In dieser Episode des Podcasts „AI & I“ sprechen Dan Shipper und Austin Tedesco, beide vom Tech-Medienunternehmen Every, über ihre tägliche Arbeit mit dem KI-Tool Codex von OpenAI. Die Diskussion dreht sich um die These, dass ein leistungsfähiger Coding-Agent auf dem eigenen Rechner nicht nur für Programmierer:innen, sondern für nahezu jede Art von Wissensarbeit geeignet sei. Ausgehend von ihren persönlichen Erfahrungen beschreiben sie, wie sich ihr Arbeitsalltag innerhalb weniger Monate grundlegend verändert habe. Als selbstverständlich wird dabei ein Paradigma gesetzt, in dem die Interaktion mit einem KI-Agenten die Bedienung einzelner Software-Anwendungen ersetzt. Die Effizienzsteigerung durch diesen neuen Arbeitsmodus wird als unausweichlicher Fortschritt dargestellt, bei dem es vor allem darum gehe, den richtigen Anbieter zu wählen.
Zentrale Punkte
- Vom Spezial- zum Universalwerkzeug Codex sei ursprünglich nur für erfahrene Entwickler:innen brauchbar gewesen, habe aber durch den Konkurrenzdruck von Anthropic eine Kehrtwende vollzogen.

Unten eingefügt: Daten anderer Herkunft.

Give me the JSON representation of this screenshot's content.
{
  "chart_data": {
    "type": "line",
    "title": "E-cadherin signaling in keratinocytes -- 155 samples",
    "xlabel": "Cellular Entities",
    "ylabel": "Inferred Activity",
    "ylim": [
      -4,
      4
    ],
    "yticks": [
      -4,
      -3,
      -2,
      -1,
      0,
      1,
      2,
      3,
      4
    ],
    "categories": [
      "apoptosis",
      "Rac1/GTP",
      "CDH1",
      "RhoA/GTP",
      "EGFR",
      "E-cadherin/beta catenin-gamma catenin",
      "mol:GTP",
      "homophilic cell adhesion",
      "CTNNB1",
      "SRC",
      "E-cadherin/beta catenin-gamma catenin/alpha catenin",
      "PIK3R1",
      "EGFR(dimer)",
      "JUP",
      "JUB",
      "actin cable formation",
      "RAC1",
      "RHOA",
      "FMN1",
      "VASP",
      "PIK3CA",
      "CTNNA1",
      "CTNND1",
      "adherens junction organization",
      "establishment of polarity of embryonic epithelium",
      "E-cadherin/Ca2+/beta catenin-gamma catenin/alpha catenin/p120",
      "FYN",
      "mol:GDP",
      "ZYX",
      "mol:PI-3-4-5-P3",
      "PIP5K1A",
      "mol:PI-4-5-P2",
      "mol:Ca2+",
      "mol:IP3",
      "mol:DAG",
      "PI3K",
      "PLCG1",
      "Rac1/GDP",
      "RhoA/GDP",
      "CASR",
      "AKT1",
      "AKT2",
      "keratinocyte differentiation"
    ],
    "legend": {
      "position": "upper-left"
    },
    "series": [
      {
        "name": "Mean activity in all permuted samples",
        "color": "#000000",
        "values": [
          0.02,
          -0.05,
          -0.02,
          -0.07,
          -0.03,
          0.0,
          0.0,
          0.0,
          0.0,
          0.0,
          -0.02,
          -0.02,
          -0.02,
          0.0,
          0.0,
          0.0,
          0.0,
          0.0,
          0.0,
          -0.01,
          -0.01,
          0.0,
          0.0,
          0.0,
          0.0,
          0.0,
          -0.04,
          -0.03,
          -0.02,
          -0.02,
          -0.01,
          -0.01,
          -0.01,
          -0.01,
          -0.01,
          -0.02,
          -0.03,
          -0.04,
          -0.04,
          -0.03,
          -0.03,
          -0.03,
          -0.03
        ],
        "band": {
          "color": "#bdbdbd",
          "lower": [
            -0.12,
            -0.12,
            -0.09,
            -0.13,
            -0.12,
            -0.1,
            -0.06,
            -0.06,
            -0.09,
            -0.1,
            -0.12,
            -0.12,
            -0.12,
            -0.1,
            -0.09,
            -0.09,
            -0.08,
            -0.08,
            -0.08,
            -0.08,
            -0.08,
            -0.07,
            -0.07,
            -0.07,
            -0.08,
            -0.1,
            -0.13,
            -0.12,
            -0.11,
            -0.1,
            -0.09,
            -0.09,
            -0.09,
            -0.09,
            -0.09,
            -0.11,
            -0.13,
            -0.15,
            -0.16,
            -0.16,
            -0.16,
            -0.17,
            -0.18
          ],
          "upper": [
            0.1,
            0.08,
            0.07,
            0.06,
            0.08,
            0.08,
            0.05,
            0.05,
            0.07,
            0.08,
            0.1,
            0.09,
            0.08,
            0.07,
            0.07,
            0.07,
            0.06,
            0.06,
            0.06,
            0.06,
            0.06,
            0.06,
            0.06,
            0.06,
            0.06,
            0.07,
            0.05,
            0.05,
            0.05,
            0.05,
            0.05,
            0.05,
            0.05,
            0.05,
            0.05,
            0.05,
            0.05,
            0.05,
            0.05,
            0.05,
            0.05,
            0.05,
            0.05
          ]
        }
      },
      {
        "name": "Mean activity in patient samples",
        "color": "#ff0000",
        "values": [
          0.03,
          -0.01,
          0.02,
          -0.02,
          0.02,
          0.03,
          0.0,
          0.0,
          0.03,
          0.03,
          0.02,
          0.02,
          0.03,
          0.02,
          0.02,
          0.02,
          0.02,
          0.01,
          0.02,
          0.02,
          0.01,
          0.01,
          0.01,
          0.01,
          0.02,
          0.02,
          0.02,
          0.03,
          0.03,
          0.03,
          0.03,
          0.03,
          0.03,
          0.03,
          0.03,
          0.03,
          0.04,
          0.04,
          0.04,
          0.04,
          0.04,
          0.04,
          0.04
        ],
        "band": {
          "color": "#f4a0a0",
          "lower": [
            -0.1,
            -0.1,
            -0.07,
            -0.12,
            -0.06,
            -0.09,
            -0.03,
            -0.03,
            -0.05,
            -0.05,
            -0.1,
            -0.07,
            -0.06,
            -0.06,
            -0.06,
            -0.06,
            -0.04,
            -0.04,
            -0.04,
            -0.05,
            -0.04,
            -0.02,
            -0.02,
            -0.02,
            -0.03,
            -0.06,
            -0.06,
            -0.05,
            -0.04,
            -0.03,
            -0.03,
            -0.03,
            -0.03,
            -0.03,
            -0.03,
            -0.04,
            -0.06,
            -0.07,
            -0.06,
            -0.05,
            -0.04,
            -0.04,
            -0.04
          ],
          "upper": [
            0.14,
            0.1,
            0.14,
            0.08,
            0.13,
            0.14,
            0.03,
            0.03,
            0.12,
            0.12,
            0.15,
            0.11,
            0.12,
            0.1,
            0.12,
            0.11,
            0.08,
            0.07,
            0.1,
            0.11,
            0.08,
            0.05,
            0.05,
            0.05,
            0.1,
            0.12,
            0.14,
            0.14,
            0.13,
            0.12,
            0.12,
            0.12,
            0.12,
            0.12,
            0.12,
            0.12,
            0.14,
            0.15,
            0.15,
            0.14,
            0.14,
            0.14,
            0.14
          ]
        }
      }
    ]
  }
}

Nun sei die Desktop-App so nutzerfreundlich, dass sie den gesamten digitalen Arbeitstag bündeln könne.
- Das Agenten-Management als neue Oberfläche Die Arbeit finde nicht mehr in E-Mail- oder Textprogrammen statt, sondern in einem „Agenten-Management-Interface“. Der Agent werde zum zentralen Mittler, der selbstständig Daten aus verschiedenen Quellen hole, Pläne erstelle und Kommunikation vorschreibe.
- Dokumente für Maschinen statt für Menschen Ein Vorteil liege darin, interne Strategiepapiere in einem Format zu verfassen, das sowohl für Kolleg:innen als auch für deren KI-Agenten optimiert sei. Wichtiger als stilistische Feinheiten sei die inhaltliche Stimmigkeit, für die die verfassende Person weiterhin geradestehe.
Einordnung
Die Episode bietet eine dichte und erfahrungsgesättigte Schilderung, wie eine spezifische Desktop-Anwendung zum Gravitationszentrum intellektueller Arbeit werden kann. Die Gastgeber belegen ihre Ausführungen mit konkreten Beispielen aus dem Arbeitsalltag und zeigen das Potenzial, Arbeitsabläufe grundlegend neu zu strukturieren. Die hohe Geschwindigkeit der gezeigten Automatisierungen und die Integration verschiedenster Dienste in eine Befehlskette sind eindrücklich.
Kritisch zu sehen ist die weitgehende Ausblendung potenzieller Hürden oder Gegenargumente. Die Perspektive ist ausschließlich die hochgradig technikaffiner Nutzer, die in einem Unternehmen arbeiten, das selbst KI-Tools entwickelt. Fragen nach Datenschutz, Kosten, Abhängigkeit von einem Anbieter oder der kognitiven Belastung durch die ständige Agenten-Interaktion werden nicht gestellt. Die Arbeit wird fast ausschließlich unter dem Aspekt der Effizienzmaximierung betrachtet. Zudem gerät die Argumentation mitunter zirkulär: Die Überlegenheit des Agenten-Paradigmas wird mit dem Argument belegt, dass es sich für Agenten besser arbeite. So erklärt Shipper: „[...] I would actually prefer to read your agent's writing than your writing in a lot of cases because I know that it's just easier for you to get all that that thinking together in a format I can read if you if you have your agent write it." Diese Aussage illustriert, wie eine bestimmte, auf Maschinenlesbarkeit optimierte Kommunikation zur neuen Norm erhoben wird, ohne den Verlust an menschlicher Nuance zu thematisieren.
Sprecher:innen
- Dan Shipper – Gastgeber des Podcasts und Mitgründer des Tech-Medienunternehmens Every.
- Austin Tedesco – Head of Growth bei Every, verantwortlich für Marketingstrategien und -umsetzung.